Polylogarithms have several important properties, including:

  • They are analytic functions, meaning they are differentiable and have a power series representation.
  • They have branch cuts along the negative real axis, and are multivalued functions.
  • They have functional equations, such as the duplication formula and the reflection formula.

3. How are polylogarithms used in mathematics?

Polylogarithms have a wide range of applications in mathematics, including:

  • Number theory, particularly in the study of special values of zeta functions.
  • Complex analysis, where they are used to study the behavior of analytic functions.
  • Combinatorics, where they have connections to the theory of partitions and combinatorial sums.
  • Physics, specifically in the study of quantum field theory and conformal field theory.

4. What are the main properties of the powers of polylogarithms?

The powers of polylogarithms have several important properties, including:

  • They satisfy a generalization of the Cauchy product formula, known as the generalized Cauchy product formula.
  • They have integral representations, which can be useful for evaluating special values.
  • They exhibit duality properties, such as the duality between the Riemann zeta function and the polylogarithm Li1(x).

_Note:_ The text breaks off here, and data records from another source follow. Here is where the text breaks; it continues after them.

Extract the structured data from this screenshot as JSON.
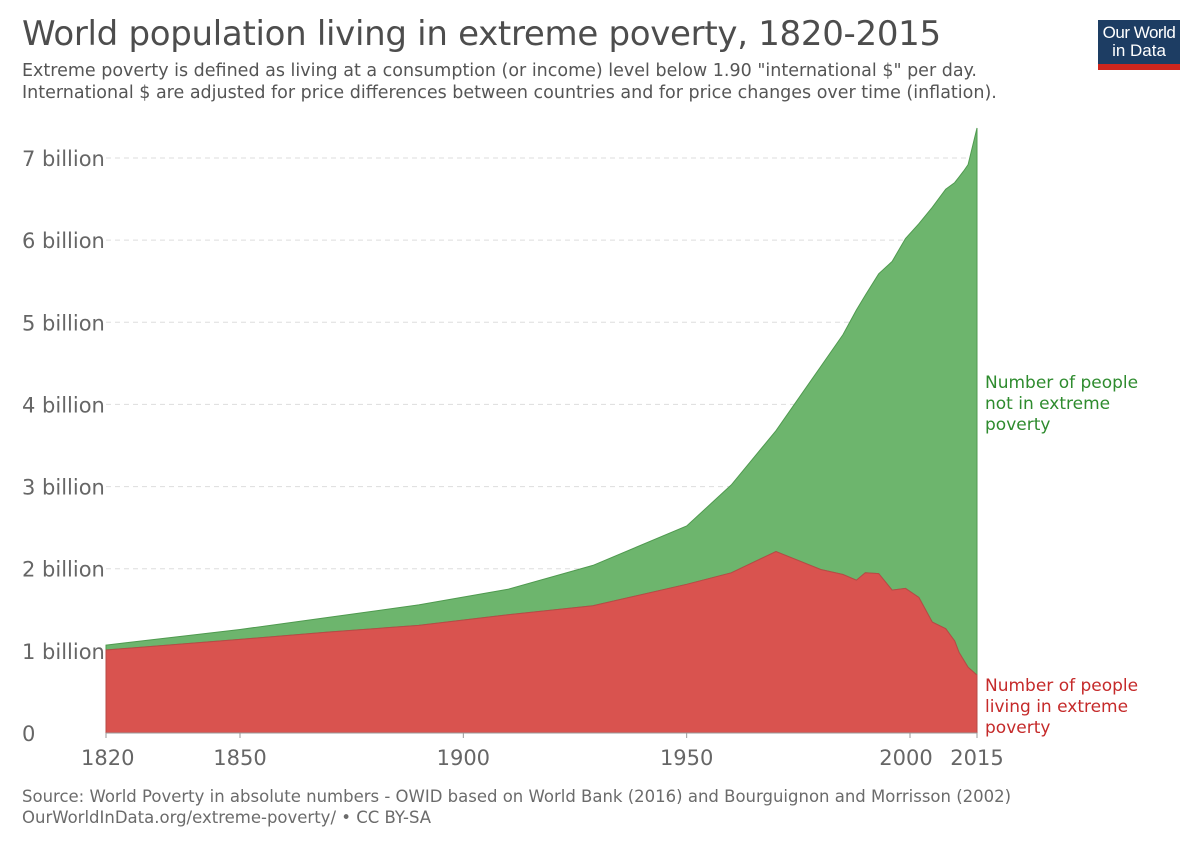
{
  "header": {
    "title": "World population living in extreme poverty, 1820-2015",
    "subtitle_line1": "Extreme poverty is defined as living at a consumption (or income) level below 1.90 \"international $\" per day.",
    "subtitle_line2": "International $ are adjusted for price differences between countries and for price changes over time (inflation)."
  },
  "logo": {
    "line1": "Our World",
    "line2": "in Data",
    "bg_color": "#1d3d63",
    "accent_color": "#ce261e"
  },
  "footer": {
    "source": "Source: World Poverty in absolute numbers - OWID based on World Bank (2016) and Bourguignon and Morrisson (2002)",
    "url_license": "OurWorldInData.org/extreme-poverty/ • CC BY-SA"
  },
  "chart_data": {
    "type": "area",
    "stacked": true,
    "title": "World population living in extreme poverty, 1820-2015",
    "xlim": [
      1820,
      2015
    ],
    "ylim": [
      0,
      7500000000
    ],
    "x_ticks": [
      {
        "value": 1820,
        "label": "1820"
      },
      {
        "value": 1850,
        "label": "1850"
      },
      {
        "value": 1900,
        "label": "1900"
      },
      {
        "value": 1950,
        "label": "1950"
      },
      {
        "value": 2000,
        "label": "2000"
      },
      {
        "value": 2015,
        "label": "2015"
      }
    ],
    "y_ticks": [
      {
        "value": 0,
        "label": "0"
      },
      {
        "value": 1000000000,
        "label": "1 billion"
      },
      {
        "value": 2000000000,
        "label": "2 billion"
      },
      {
        "value": 3000000000,
        "label": "3 billion"
      },
      {
        "value": 4000000000,
        "label": "4 billion"
      },
      {
        "value": 5000000000,
        "label": "5 billion"
      },
      {
        "value": 6000000000,
        "label": "6 billion"
      },
      {
        "value": 7000000000,
        "label": "7 billion"
      }
    ],
    "grid": true,
    "series": [
      {
        "name": "Number of people living in extreme poverty",
        "label_lines": [
          "Number of people",
          "living in extreme",
          "poverty"
        ],
        "color": "#d9534f",
        "text_color": "#c52a2a",
        "points": [
          [
            1820,
            1010000000
          ],
          [
            1850,
            1140000000
          ],
          [
            1870,
            1230000000
          ],
          [
            1890,
            1310000000
          ],
          [
            1910,
            1440000000
          ],
          [
            1929,
            1550000000
          ],
          [
            1950,
            1810000000
          ],
          [
            1960,
            1950000000
          ],
          [
            1970,
            2210000000
          ],
          [
            1980,
            1990000000
          ],
          [
            1985,
            1930000000
          ],
          [
            1988,
            1860000000
          ],
          [
            1990,
            1950000000
          ],
          [
            1993,
            1940000000
          ],
          [
            1996,
            1740000000
          ],
          [
            1999,
            1760000000
          ],
          [
            2002,
            1650000000
          ],
          [
            2005,
            1350000000
          ],
          [
            2008,
            1270000000
          ],
          [
            2010,
            1120000000
          ],
          [
            2011,
            980000000
          ],
          [
            2012,
            890000000
          ],
          [
            2013,
            800000000
          ],
          [
            2015,
            705000000
          ]
        ]
      },
      {
        "name": "Number of people not in extreme poverty",
        "label_lines": [
          "Number of people",
          "not in extreme",
          "poverty"
        ],
        "color": "#6db56d",
        "text_color": "#2e8b2e",
        "points": [
          [
            1820,
            60000000
          ],
          [
            1850,
            120000000
          ],
          [
            1870,
            180000000
          ],
          [
            1890,
            250000000
          ],
          [
            1910,
            310000000
          ],
          [
            1929,
            490000000
          ],
          [
            1950,
            710000000
          ],
          [
            1960,
            1070000000
          ],
          [
            1970,
            1470000000
          ],
          [
            1980,
            2470000000
          ],
          [
            1985,
            2920000000
          ],
          [
            1988,
            3290000000
          ],
          [
            1990,
            3380000000
          ],
          [
            1993,
            3650000000
          ],
          [
            1996,
            4000000000
          ],
          [
            1999,
            4260000000
          ],
          [
            2002,
            4550000000
          ],
          [
            2005,
            5050000000
          ],
          [
            2008,
            5350000000
          ],
          [
            2010,
            5580000000
          ],
          [
            2011,
            5790000000
          ],
          [
            2012,
            5950000000
          ],
          [
            2013,
            6120000000
          ],
          [
            2015,
            6660000000
          ]
        ]
      }
    ]
  }
}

5. How do polylogarithms relate to other special functions?

Polylogarithms have connections to several other special functions, including:

  • The Riemann zeta function, where the polylogarithm Li1(x) is related to the Riemann zeta function by a duality property.
  • The Lerch transcendent, which is a generalization of the polylogarithm.
  • The Clausen function, which is related to the polylogarithm by a special integral representation.